Shakespeare makes Iago’s motives clear from the very beginning of the play. The opening scene involves a conversation between Iago and Roderigo, the father of Desdemona, whom Othello has recently married. Iago makes it clear that he is disdainful of Othello because Othello chose Cassio as his lieutenant over Iago. This enrages Iago, and is the basis for all the ways he manipulates others to get revenge on Othello. After convincing Roderigo to confront Othello, Iago tells him “Now, sir, be judge yourself, whether I in any just term am affined
to love the Moor” (Act I, Scene I). Iago is asking if Roderigo agrees that Iago is justified in his feelings about Othello, to which Roderigo responds “I would not follow him then” (Act I, Scene I). Iago has convinced Roderigo that Othello is not worthy of Desdemona, and made Roderigo the first of his unwitting accomplices in his true plans for Othello.

When Iago’s initial plans to have Roderigo interfere with the marriage between Othello and Desdemona fails, he moves to his next plan: convincing Othello that Cassio is secretly involved with Desdemona. Again Iago manipulates those around him to his own ends, this time by planting Desdemona’s “napkin” –a gift from Othello- in Cassio’s lodging. Othello demands proof from Iago of Desdemona’s infidelity: Make me to see’t; or, at the least, so prove it, That the probation bear no hinge nor loop, To hang a doubt on; or woe upon thy life!” )Act III, Scene III).  Iago, knowing he can “prove” that Cassio is involved with Desdemona, manipulates both Emilia and Cassio into displaying Desdemona’s napkin where Othello can see it, convincing Othello that Iago has been telling the truth about Desdemona and Cassio.
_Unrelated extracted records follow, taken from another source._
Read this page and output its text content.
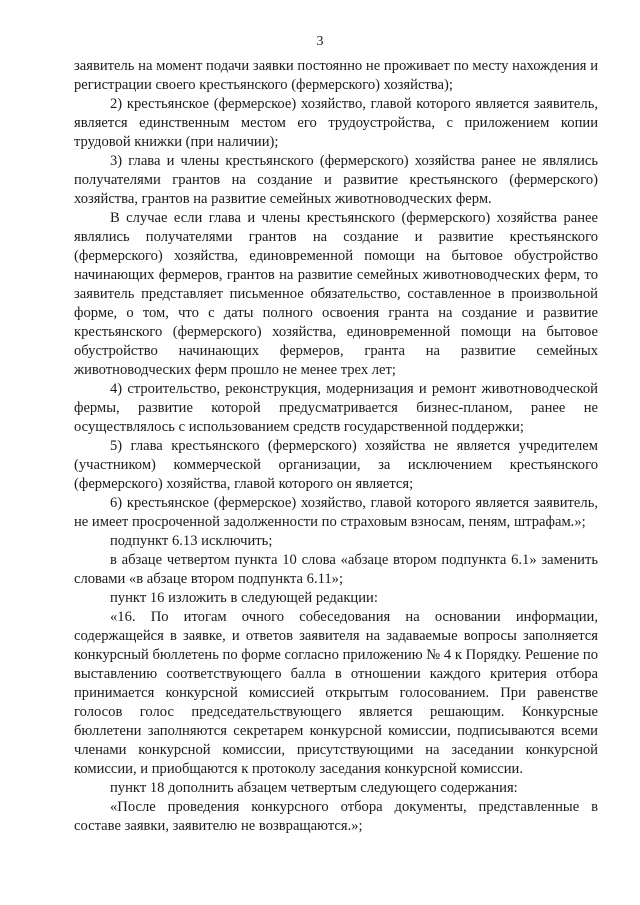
3

заявитель на момент подачи заявки постоянно не проживает по месту нахождения и регистрации своего крестьянского (фермерского) хозяйства);

2) крестьянское (фермерское) хозяйство, главой которого является заявитель, является единственным местом его трудоустройства, с приложением копии трудовой книжки (при наличии);

3) глава и члены крестьянского (фермерского) хозяйства ранее не являлись получателями грантов на создание и развитие крестьянского (фермерского) хозяйства, грантов на развитие семейных животноводческих ферм.

В случае если глава и члены крестьянского (фермерского) хозяйства ранее являлись получателями грантов на создание и развитие крестьянского (фермерского) хозяйства, единовременной помощи на бытовое обустройство начинающих фермеров, грантов на развитие семейных животноводческих ферм, то заявитель представляет письменное обязательство, составленное в произвольной форме, о том, что с даты полного освоения гранта на создание и развитие крестьянского (фермерского) хозяйства, единовременной помощи на бытовое обустройство начинающих фермеров, гранта на развитие семейных животноводческих ферм прошло не менее трех лет;

4) строительство, реконструкция, модернизация и ремонт животноводческой фермы, развитие которой предусматривается бизнес-планом, ранее не осуществлялось с использованием средств государственной поддержки;

5) глава крестьянского (фермерского) хозяйства не является учредителем (участником) коммерческой организации, за исключением крестьянского (фермерского) хозяйства, главой которого он является;

6) крестьянское (фермерское) хозяйство, главой которого является заявитель, не имеет просроченной задолженности по страховым взносам, пеням, штрафам.»;

подпункт 6.13 исключить;

в абзаце четвертом пункта 10 слова «абзаце втором подпункта 6.1» заменить словами «в абзаце втором подпункта 6.11»;

пункт 16 изложить в следующей редакции:

«16. По итогам очного собеседования на основании информации, содержащейся в заявке, и ответов заявителя на задаваемые вопросы заполняется конкурсный бюллетень по форме согласно приложению № 4 к Порядку. Решение по выставлению соответствующего балла в отношении каждого критерия отбора принимается конкурсной комиссией открытым голосованием. При равенстве голосов голос председательствующего является решающим. Конкурсные бюллетени заполняются секретарем конкурсной комиссии, подписываются всеми членами конкурсной комиссии, присутствующими на заседании конкурсной комиссии, и приобщаются к протоколу заседания конкурсной комиссии.

пункт 18 дополнить абзацем четвертым следующего содержания:

«После проведения конкурсного отбора документы, представленные в составе заявки, заявителю не возвращаются.»;
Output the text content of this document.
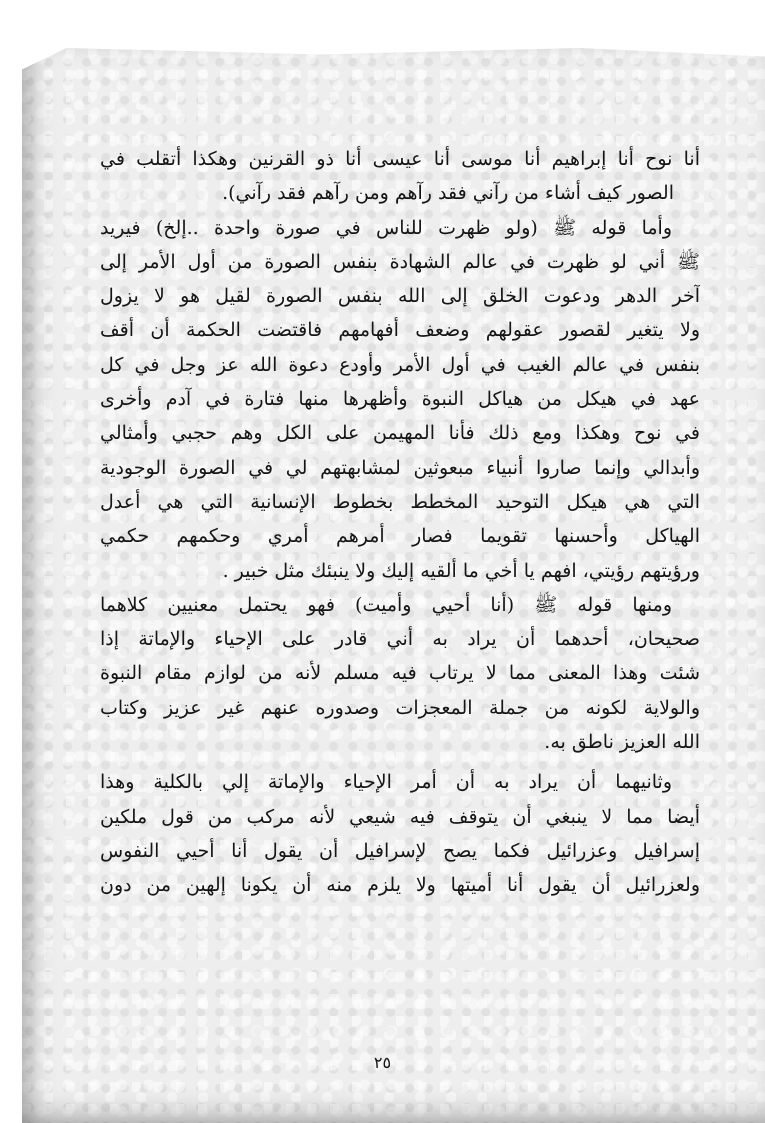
أنا نوح أنا إبراهيم أنا موسى أنا عيسى أنا ذو القرنين وهكذا أتقلب في
الصور كيف أشاء من رآني فقد رآهم ومن رآهم فقد رآني).
وأما قوله ﷺ (ولو ظهرت للناس في صورة واحدة ..إلخ) فيريد
ﷺ أني لو ظهرت في عالم الشهادة بنفس الصورة من أول الأمر إلى
آخر الدهر ودعوت الخلق إلى الله بنفس الصورة لقيل هو لا يزول
ولا يتغير لقصور عقولهم وضعف أفهامهم فاقتضت الحكمة أن أقف
بنفس في عالم الغيب في أول الأمر وأودع دعوة الله عز وجل في كل
عهد في هيكل من هياكل النبوة وأظهرها منها فتارة في آدم وأخرى
في نوح وهكذا ومع ذلك فأنا المهيمن على الكل وهم حجبي وأمثالي
وأبدالي وإنما صاروا أنبياء مبعوثين لمشابهتهم لي في الصورة الوجودية
التي هي هيكل التوحيد المخطط بخطوط الإنسانية التي هي أعدل
الهياكل وأحسنها تقويما فصار أمرهم أمري وحكمهم حكمي
ورؤيتهم رؤيتي، افهم يا أخي ما ألقيه إليك ولا ينبئك مثل خبير .
ومنها قوله ﷺ (أنا أحيي وأميت) فهو يحتمل معنيين كلاهما
صحيحان، أحدهما أن يراد به أني قادر على الإحياء والإماتة إذا
شئت وهذا المعنى مما لا يرتاب فيه مسلم لأنه من لوازم مقام النبوة
والولاية لكونه من جملة المعجزات وصدوره عنهم غير عزيز وكتاب
الله العزيز ناطق به.
وثانيهما أن يراد به أن أمر الإحياء والإماتة إلي بالكلية وهذا
أيضا مما لا ينبغي أن يتوقف فيه شيعي لأنه مركب من قول ملكين
إسرافيل وعزرائيل فكما يصح لإسرافيل أن يقول أنا أحيي النفوس
ولعزرائيل أن يقول أنا أميتها ولا يلزم منه أن يكونا إلهين من دون
٢٥
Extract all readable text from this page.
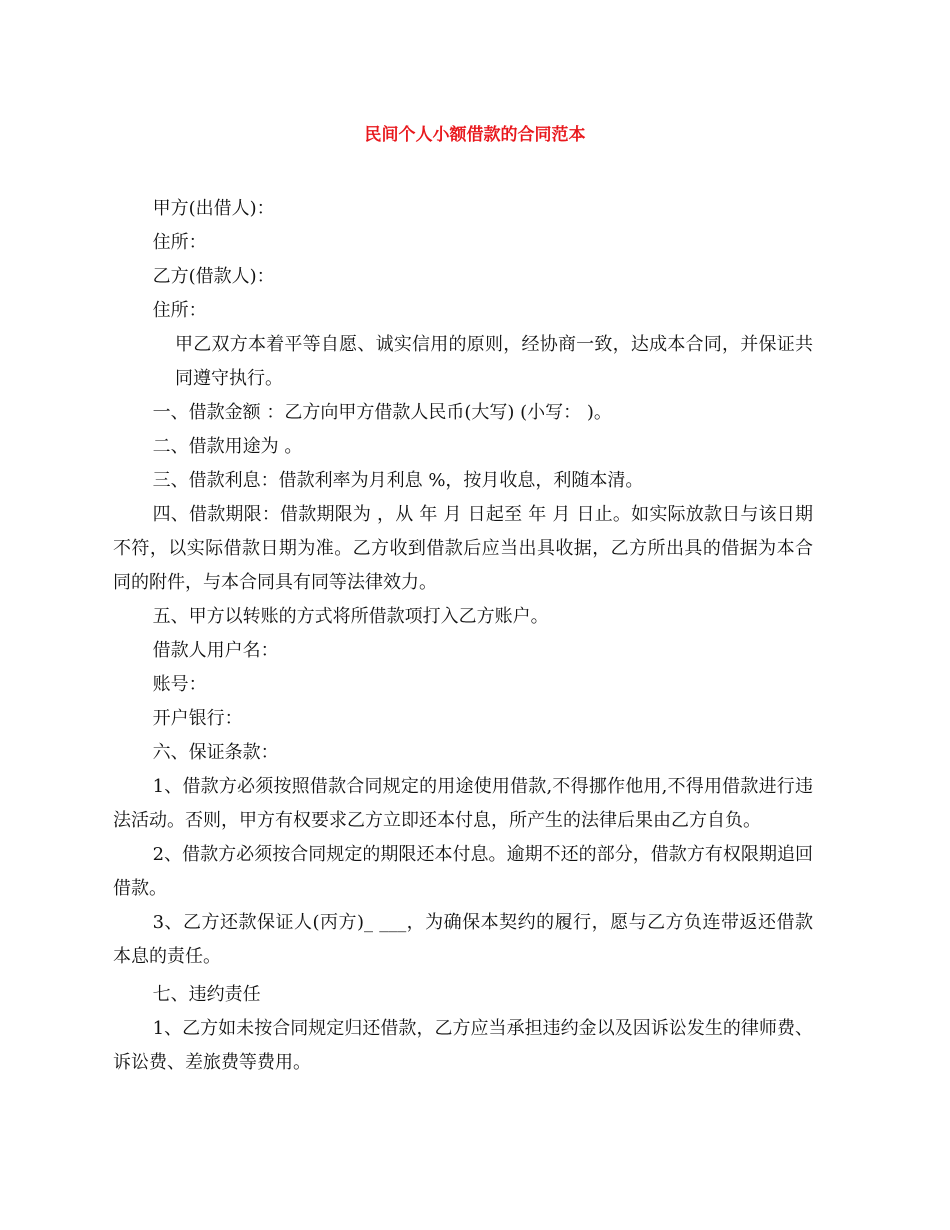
民间个人小额借款的合同范本

甲方(出借人)：

住所：

乙方(借款人)：

住所：

甲乙双方本着平等自愿、诚实信用的原则，经协商一致，达成本合同，并保证共同遵守执行。

一、借款金额 ：乙方向甲方借款人民币(大写) (小写： )。

二、借款用途为 。

三、借款利息：借款利率为月利息 %，按月收息，利随本清。

四、借款期限：借款期限为 ，从 年 月 日起至 年 月 日止。如实际放款日与该日期不符，以实际借款日期为准。乙方收到借款后应当出具收据，乙方所出具的借据为本合同的附件，与本合同具有同等法律效力。

五、甲方以转账的方式将所借款项打入乙方账户。

借款人用户名：

账号：

开户银行：

六、保证条款：

1、借款方必须按照借款合同规定的用途使用借款,不得挪作他用,不得用借款进行违法活动。否则，甲方有权要求乙方立即还本付息，所产生的法律后果由乙方自负。

2、借款方必须按合同规定的期限还本付息。逾期不还的部分，借款方有权限期追回借款。

3、乙方还款保证人(丙方)_ ___，为确保本契约的履行，愿与乙方负连带返还借款本息的责任。

七、违约责任

1、乙方如未按合同规定归还借款，乙方应当承担违约金以及因诉讼发生的律师费、诉讼费、差旅费等费用。
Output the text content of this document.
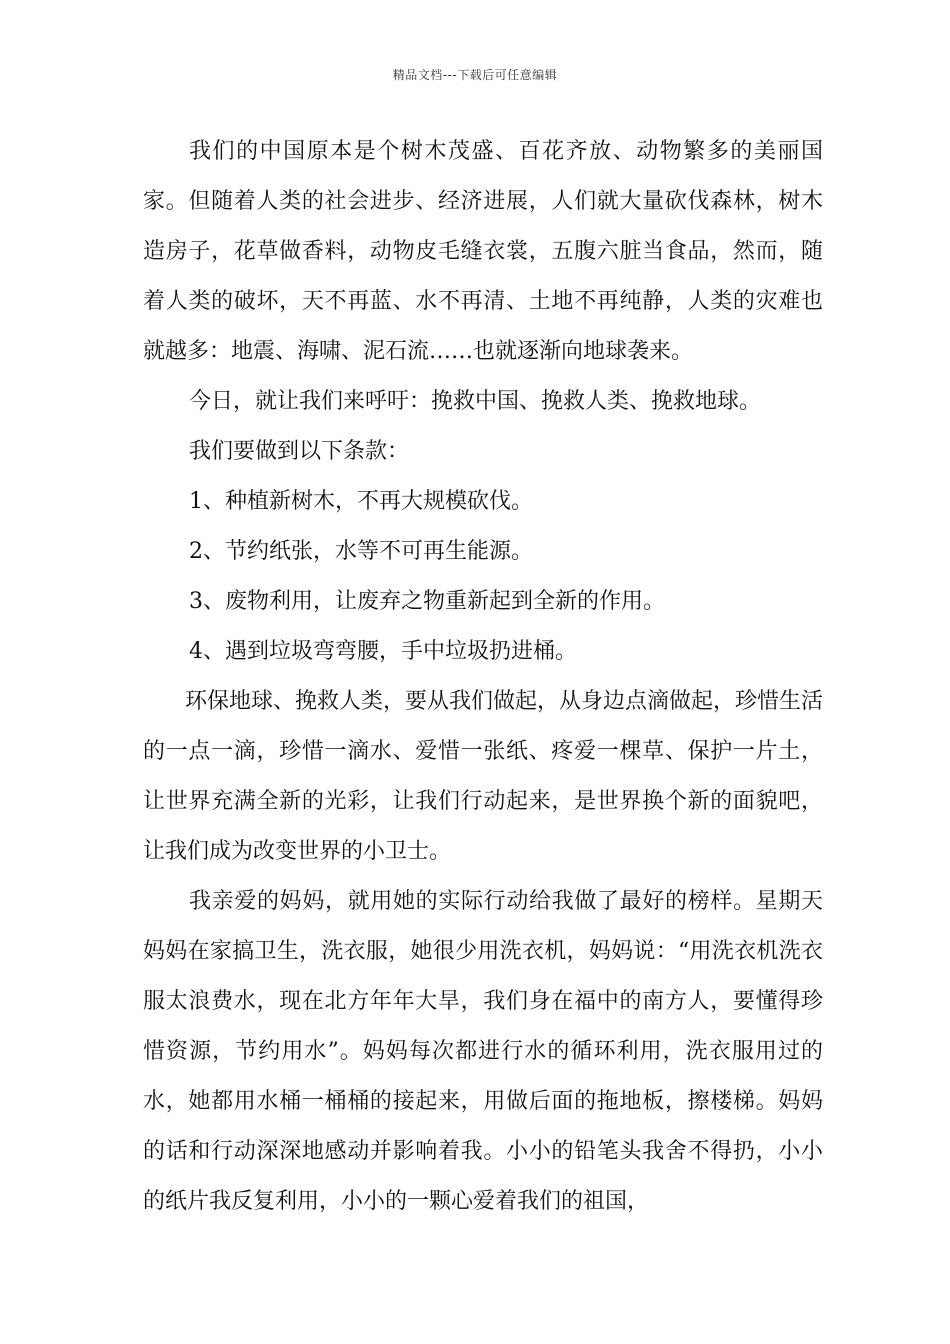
精品文档---下载后可任意编辑

我们的中国原本是个树木茂盛、百花齐放、动物繁多的美丽国家。但随着人类的社会进步、经济进展，人们就大量砍伐森林，树木造房子，花草做香料，动物皮毛缝衣裳，五腹六脏当食品，然而，随着人类的破坏，天不再蓝、水不再清、土地不再纯静，人类的灾难也就越多：地震、海啸、泥石流……也就逐渐向地球袭来。

今日，就让我们来呼吁：挽救中国、挽救人类、挽救地球。

我们要做到以下条款：

1、种植新树木，不再大规模砍伐。

2、节约纸张，水等不可再生能源。

3、废物利用，让废弃之物重新起到全新的作用。

4、遇到垃圾弯弯腰，手中垃圾扔进桶。

环保地球、挽救人类，要从我们做起，从身边点滴做起，珍惜生活的一点一滴，珍惜一滴水、爱惜一张纸、疼爱一棵草、保护一片土，让世界充满全新的光彩，让我们行动起来，是世界换个新的面貌吧，让我们成为改变世界的小卫士。

我亲爱的妈妈，就用她的实际行动给我做了最好的榜样。星期天妈妈在家搞卫生，洗衣服，她很少用洗衣机，妈妈说：“用洗衣机洗衣服太浪费水，现在北方年年大旱，我们身在福中的南方人，要懂得珍惜资源，节约用水”。妈妈每次都进行水的循环利用，洗衣服用过的水，她都用水桶一桶桶的接起来，用做后面的拖地板，擦楼梯。妈妈的话和行动深深地感动并影响着我。小小的铅笔头我舍不得扔，小小的纸片我反复利用，小小的一颗心爱着我们的祖国，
Iago’s malicious behavior in Othello is remorseless, and he happily convinces Othello to murder Desdemona. Othello, who has survived military conflicts throughout his career, shows that his weakness is not as a military commander, but as a lover and husband. Desdemona was not unfaithful to him, yet Othello is convinced by the strategies and tactics of Iago that she was, and he murders her for it. While he had set out to enact revenge on Othello, the malice that Iago feels for Othello destroys not only Othello, Desdemona, and Emilia, but Iago as well.